The child of God has two great marks about him, and of these two we have one. He may be known by his inward warfare, as well as by his inward peace.
My marks and scars I carry with me, to be a witness for me that I have fought His battles, who will now be my redeemer”.
He will not break any bruised reed, nor quench any smoking flax. He will never let it be said that any perished at the foot of the cross.
It is vain to suppose you will feel assured and persuaded of your own pardon and acceptance with God, unless you count all God’s commandments concerning all things to be right, and hate every sin, whether great or small.
The believer who follows the Lord most fully and aims at the highest degree of holiness will ordinarily enjoy the most assured hope and have the clearest persuasion of his own salvation.
It is an awful truth, and worthy of all consideration, that knowledge not acted upon, in God’s sight, in not merely useless and unprofitable. It is much worse than that. It will add to our condemnation and increase our guilt in the judgment day. A faith that does not influence a man’s practice is not worthy of the name.

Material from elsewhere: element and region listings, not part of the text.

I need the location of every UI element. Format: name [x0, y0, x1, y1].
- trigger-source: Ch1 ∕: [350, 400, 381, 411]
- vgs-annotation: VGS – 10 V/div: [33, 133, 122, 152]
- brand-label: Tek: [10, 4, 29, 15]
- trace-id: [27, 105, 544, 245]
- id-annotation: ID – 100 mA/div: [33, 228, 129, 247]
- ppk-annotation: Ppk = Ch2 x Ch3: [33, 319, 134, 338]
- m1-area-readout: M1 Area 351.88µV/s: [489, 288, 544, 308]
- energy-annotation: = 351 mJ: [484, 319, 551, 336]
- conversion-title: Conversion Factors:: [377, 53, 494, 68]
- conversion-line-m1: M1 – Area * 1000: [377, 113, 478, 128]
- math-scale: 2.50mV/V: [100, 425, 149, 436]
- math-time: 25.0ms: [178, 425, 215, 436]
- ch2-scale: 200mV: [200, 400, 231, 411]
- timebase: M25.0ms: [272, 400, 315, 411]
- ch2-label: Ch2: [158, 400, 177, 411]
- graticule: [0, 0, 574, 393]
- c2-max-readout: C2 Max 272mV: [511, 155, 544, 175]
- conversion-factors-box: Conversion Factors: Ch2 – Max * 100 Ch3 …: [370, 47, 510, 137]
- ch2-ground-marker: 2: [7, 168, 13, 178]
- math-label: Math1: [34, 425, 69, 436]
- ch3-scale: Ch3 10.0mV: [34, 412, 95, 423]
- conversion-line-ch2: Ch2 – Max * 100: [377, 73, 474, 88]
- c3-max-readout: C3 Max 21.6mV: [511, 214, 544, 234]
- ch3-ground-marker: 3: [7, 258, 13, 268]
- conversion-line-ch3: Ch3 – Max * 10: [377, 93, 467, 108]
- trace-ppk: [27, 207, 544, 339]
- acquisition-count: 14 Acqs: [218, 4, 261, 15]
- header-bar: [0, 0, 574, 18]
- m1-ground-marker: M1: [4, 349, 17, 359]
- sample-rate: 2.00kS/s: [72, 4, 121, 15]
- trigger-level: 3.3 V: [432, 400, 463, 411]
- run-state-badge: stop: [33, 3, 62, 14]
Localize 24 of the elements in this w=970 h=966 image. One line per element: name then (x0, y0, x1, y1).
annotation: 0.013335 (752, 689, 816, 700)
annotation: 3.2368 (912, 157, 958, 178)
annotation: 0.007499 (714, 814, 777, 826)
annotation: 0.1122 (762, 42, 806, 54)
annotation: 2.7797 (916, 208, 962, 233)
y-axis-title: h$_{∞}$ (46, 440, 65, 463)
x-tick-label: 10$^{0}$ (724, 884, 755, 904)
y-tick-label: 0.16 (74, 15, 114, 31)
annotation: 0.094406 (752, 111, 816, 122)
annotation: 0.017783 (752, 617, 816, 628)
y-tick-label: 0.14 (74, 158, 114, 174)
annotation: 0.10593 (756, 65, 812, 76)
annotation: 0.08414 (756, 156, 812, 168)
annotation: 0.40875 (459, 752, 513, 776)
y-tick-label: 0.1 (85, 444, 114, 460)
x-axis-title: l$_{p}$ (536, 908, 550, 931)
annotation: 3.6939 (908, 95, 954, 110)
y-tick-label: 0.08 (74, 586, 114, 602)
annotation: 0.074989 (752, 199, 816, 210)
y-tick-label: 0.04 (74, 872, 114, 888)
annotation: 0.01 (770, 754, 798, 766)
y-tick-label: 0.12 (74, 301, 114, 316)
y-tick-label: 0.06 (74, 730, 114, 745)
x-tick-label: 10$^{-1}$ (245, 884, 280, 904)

Before we pass on, let us remember that a true Christian may have many a blemish, many a defect, many an infirmity, and yet be a true Christian nevertheless.
Beware of selling your Sabbath for the sake of a good place! Remember Esau’s mess of pottage. Beware of Lot’s choice.
You have only got to walk in Lot’s steps and make Lot’s choice, and you will soon come to Lot’s state of soul.
It is amazing to observe how readily people catch at the least excuse for misunderstandings the things that concern their souls!
It is a solemn warning, when we think of the person Jesus names. He does not bid us remember Abraham or Isaac or Jacob or Sarah of Hanna or Ruth. No, He singles out one whose soul was lost forever. He cries to us, “Remember Lot’s wife”.
Great privileges misused bring down great wrath on the soul.
But you are forgetting that the grand object of the gospel is to persuade men to “flee the wrath that is to come”, and that it is vain to expect men to flee unless they are afraid. Well it would be for many professing Christians if they were more afraid about their souls than they are now!
Do you ever try to do good to others? If you do, remember to tell them about Christ.
Great is the danger of him “that believeth not”, the danger of him that “loveth not” is equally great.
“.. if you do not love Christ, let me plainly tell what is the reason. You have no sense of debt to Him.
If Bible words mean anything, to be without the Spirit is to be without Christ.
But you may depend, there is no ignorance so common as so mischievous as ignorance of ourselves. Yes, men may know all arts and sciences and languages, and political economy and statecraft, and yet be miserably ignorant of their own hearts and their own state before God.
Like people afflicted with colorblindness, they are incapable of discerning what is true and what is false, what is sound and what is unsound. If a preacher of religion is only clever and eloquent and earnest, they appear to think he is all right, however strange and heterogeneous his sermons may be. They are destitute of spiritual sense, apparently, and cannot detect error.
But while we are thankful for the increase of public religion, we must never forget that, unless it is accompanied by private religion, it is of no real solid value, and may even produce most mischievous effects. Incessant running after sensational preachers, incessant attendance at hot crowded meetings, protracted to late hours, incessant craving after fresh excitement and highly spiced pulpit novelties- all this kind of thing is calculated to produce a very unhealthy style of Christianity and, in many cases I am afraid, the end is utter ruin of the soul. For, unhappily, those who make public religion everything are often led away by mere temporary emotions, after some grand display of ecclesiastical oratory, into professing far more than they really feel.
When great professors backslide in public, and the church is surprised and shocked, the truth is that they had long ago backslidden on their knees. They had neglected the throne of grace.
Take any commandment of the ten, and let us examine ourselves by it. We have broken it repeatedly.